While, “all such boasting is evil” sounds pretty rough, I think I better understand what these mean. It’s not really about making plans per se. It’s about the attitude behind the plans. I find it interesting how the greek and hebrew is translated to the word “boast.” And then there’s the phrase, “arrogant schemes.” There is an arrogance to presuming about the future. There’s an arrogance to thinking that we can control the future in our plans. And more than that, it means that instead of leaning on God, and trusting in him, we lean on ourselves. 
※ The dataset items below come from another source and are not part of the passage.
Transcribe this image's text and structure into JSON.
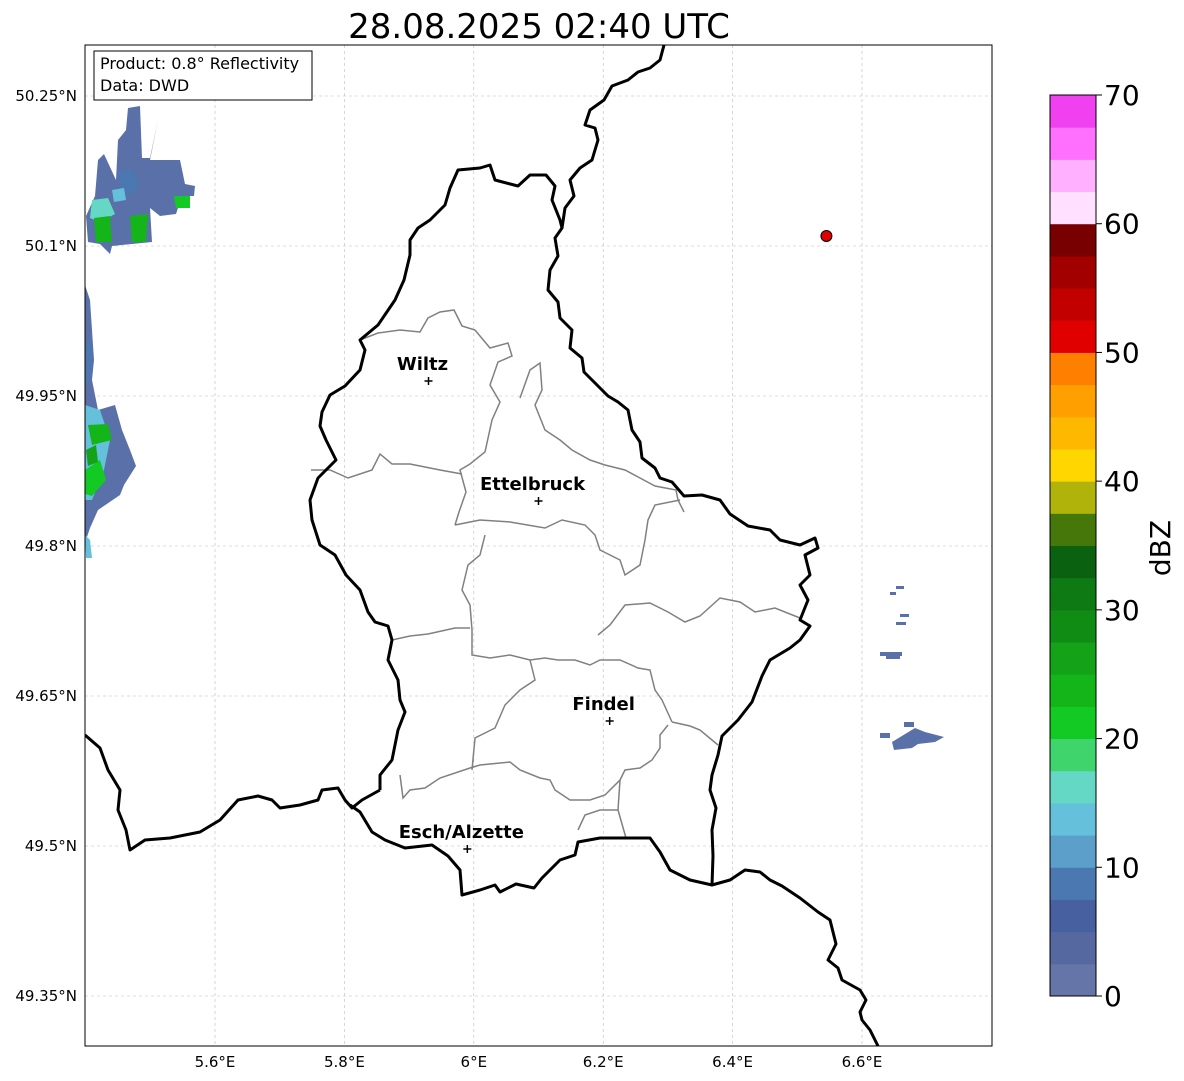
{
  "title": "28.08.2025 02:40 UTC",
  "info": {
    "product": "Product: 0.8° Reflectivity",
    "data": "Data: DWD"
  },
  "axes": {
    "x_ticks": [
      "5.6°E",
      "5.8°E",
      "6°E",
      "6.2°E",
      "6.4°E",
      "6.6°E"
    ],
    "y_ticks": [
      "50.25°N",
      "50.1°N",
      "49.95°N",
      "49.8°N",
      "49.65°N",
      "49.5°N",
      "49.35°N"
    ]
  },
  "cities": [
    {
      "name": "Wiltz",
      "lon": 5.93,
      "lat": 49.965
    },
    {
      "name": "Ettelbruck",
      "lon": 6.1,
      "lat": 49.845
    },
    {
      "name": "Findel",
      "lon": 6.21,
      "lat": 49.625
    },
    {
      "name": "Esch/Alzette",
      "lon": 5.99,
      "lat": 49.497
    }
  ],
  "marker": {
    "lon": 6.545,
    "lat": 50.11,
    "color": "#e00000"
  },
  "colorbar": {
    "label": "dBZ",
    "ticks": [
      "70",
      "60",
      "50",
      "40",
      "30",
      "20",
      "10",
      "0"
    ],
    "colors": [
      "#6575a8",
      "#5668a0",
      "#47609f",
      "#4b78b0",
      "#5b9fca",
      "#65c0dc",
      "#65d8c5",
      "#40d46d",
      "#13c923",
      "#13b518",
      "#13a218",
      "#108b13",
      "#0d7a13",
      "#0a6210",
      "#45770a",
      "#b0b40a",
      "#ffd600",
      "#ffb800",
      "#ffa000",
      "#ff8000",
      "#e00000",
      "#c30000",
      "#a20000",
      "#780000",
      "#ffe0ff",
      "#ffb0ff",
      "#ff70ff",
      "#f040f0"
    ]
  },
  "colors": {
    "border": "#000000",
    "cantons": "#808080",
    "grid": "#bbbbbb"
  }
}
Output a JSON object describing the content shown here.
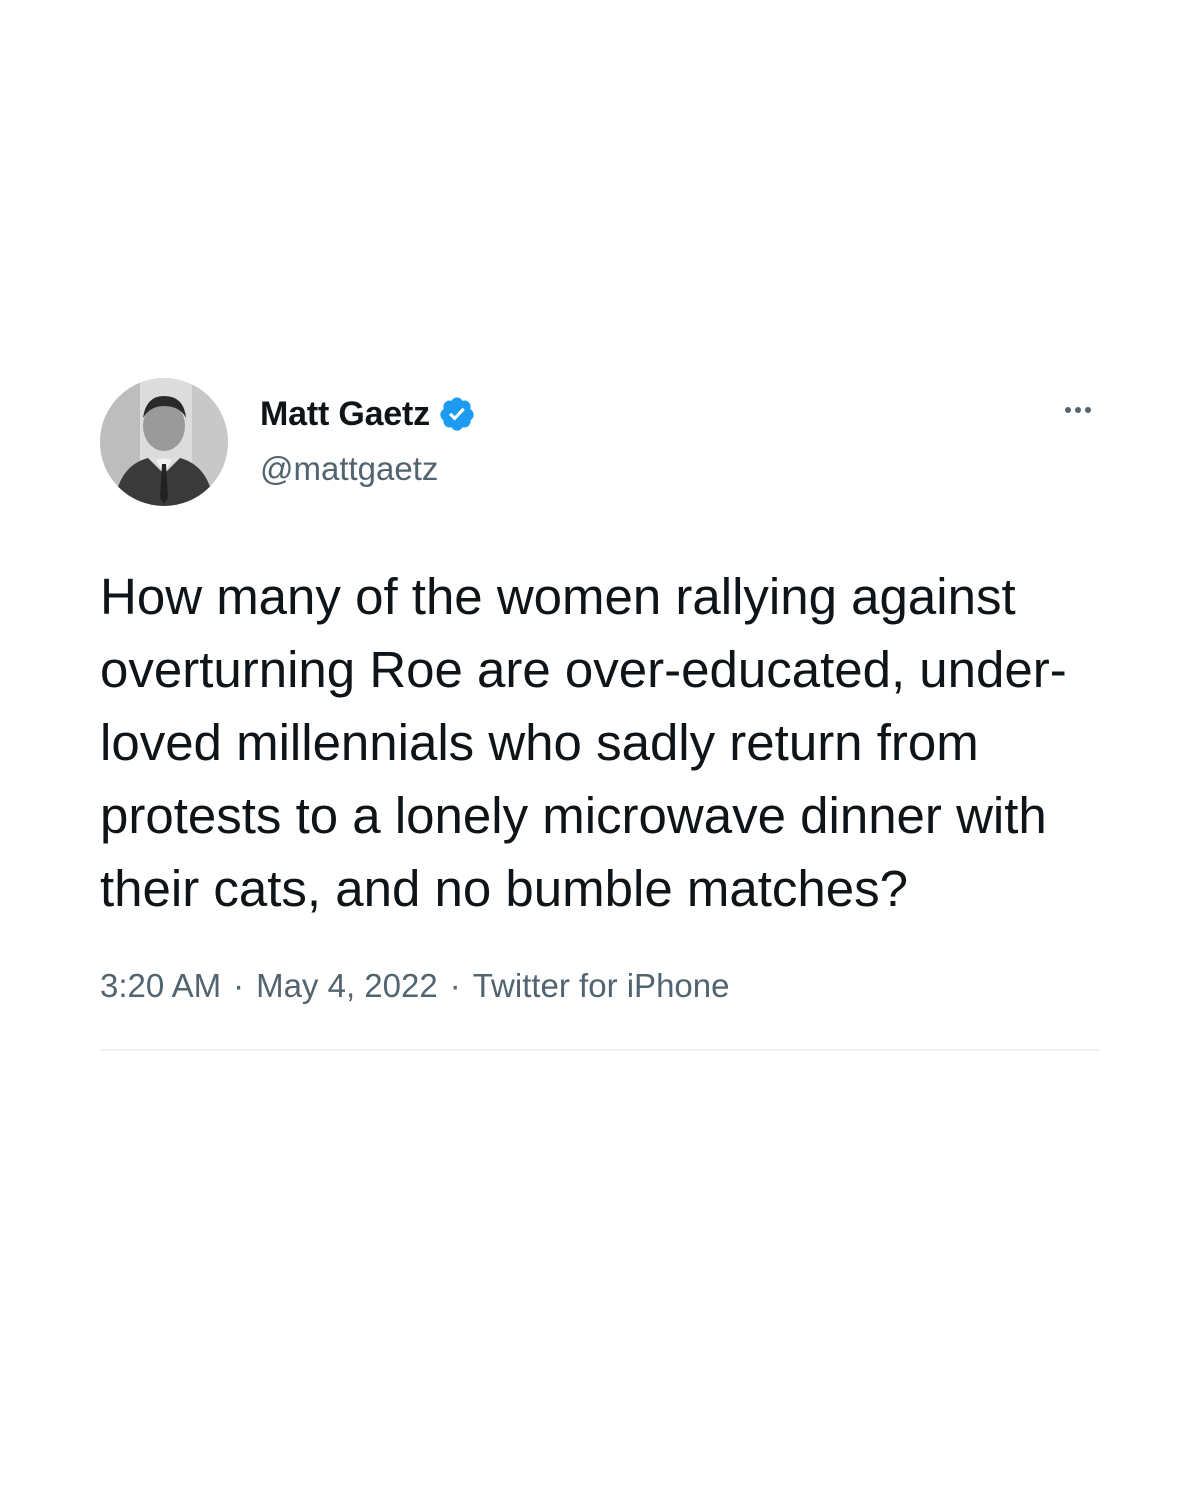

     We lean on our own understanding when we are instead supposed to trust in the Lord. This is one of my biggest weaknesses. I like to plan. I like to predict. I like to try to guess at things I don’t know and can’t know. I freak out and forget to stop and ask God to be involved, or I put too much pressure on myself to figure something out when God is more than willing to be there and let me lean on him. I know from experience that it is exhausting to lean on your own understanding with your plans, when you encounter problems that make you go step by step through situations that scare you, and even in interpreting scripture. I want to control things because it makes me feel safe. Ultimately, when I do that, I am saying that I am more reliable than God. That’s probably why “all such boasting is evil.” There is a idolatry that happens when we trust in anything more than God. 
     We make a decision to trust someone based on two things: is that person capable of what I trust them to do, and is that person of good character. Who is more powerful or good than God? But that is what is said when we choose to trust in something else. The money is more powerful. This person won’t let me down, but God might. I don’t know what God is up to, but I know what I am up to. I can fulfill my hopes and wishes better than God can because I don’t want to submit them to him, and what if he decides to take some of them away? We hold tighter to our control when we think like this. We become suspicious of God. And with that, we are deprived of the kind of intimacy that he wishes to have with us and the peace that comes with allowing him to work in our lives. 
     In my case, I feel that this is a time to let go of trying to control things and wait on God. An excerpt from one of Henri Nouwen’s books has been a major source of comfort as I learn how to do this. One of many wonderful parts of this piece of writing is this in which he talks about open-ended waiting (the italics are mine) : 
To wait open-mindedly is an enormously radical attitude towards life. So is to trust that something that will happen to us that is far beyond our own imaginings. So, too, is giving up control over our future and letting God define our life, trusting that God molds us according to God’s love and not according to our fear. The spiritual life is a life in which we wait, actively present to the moment, trusting that new things will happen to us, new things that are far beyond our own imagination, fantasy, or prediction.That indeed, is a very radical stance toward life in a world preoccupied with control. 
     Even when we wait for something specific, we wrongly try to know how God will fulfill it. And whether we wait for something specific or not, relegating the future to our own plans and imagination puts limits on our lives. What might God be able to do if we would unclench our fists and truly surrender to him?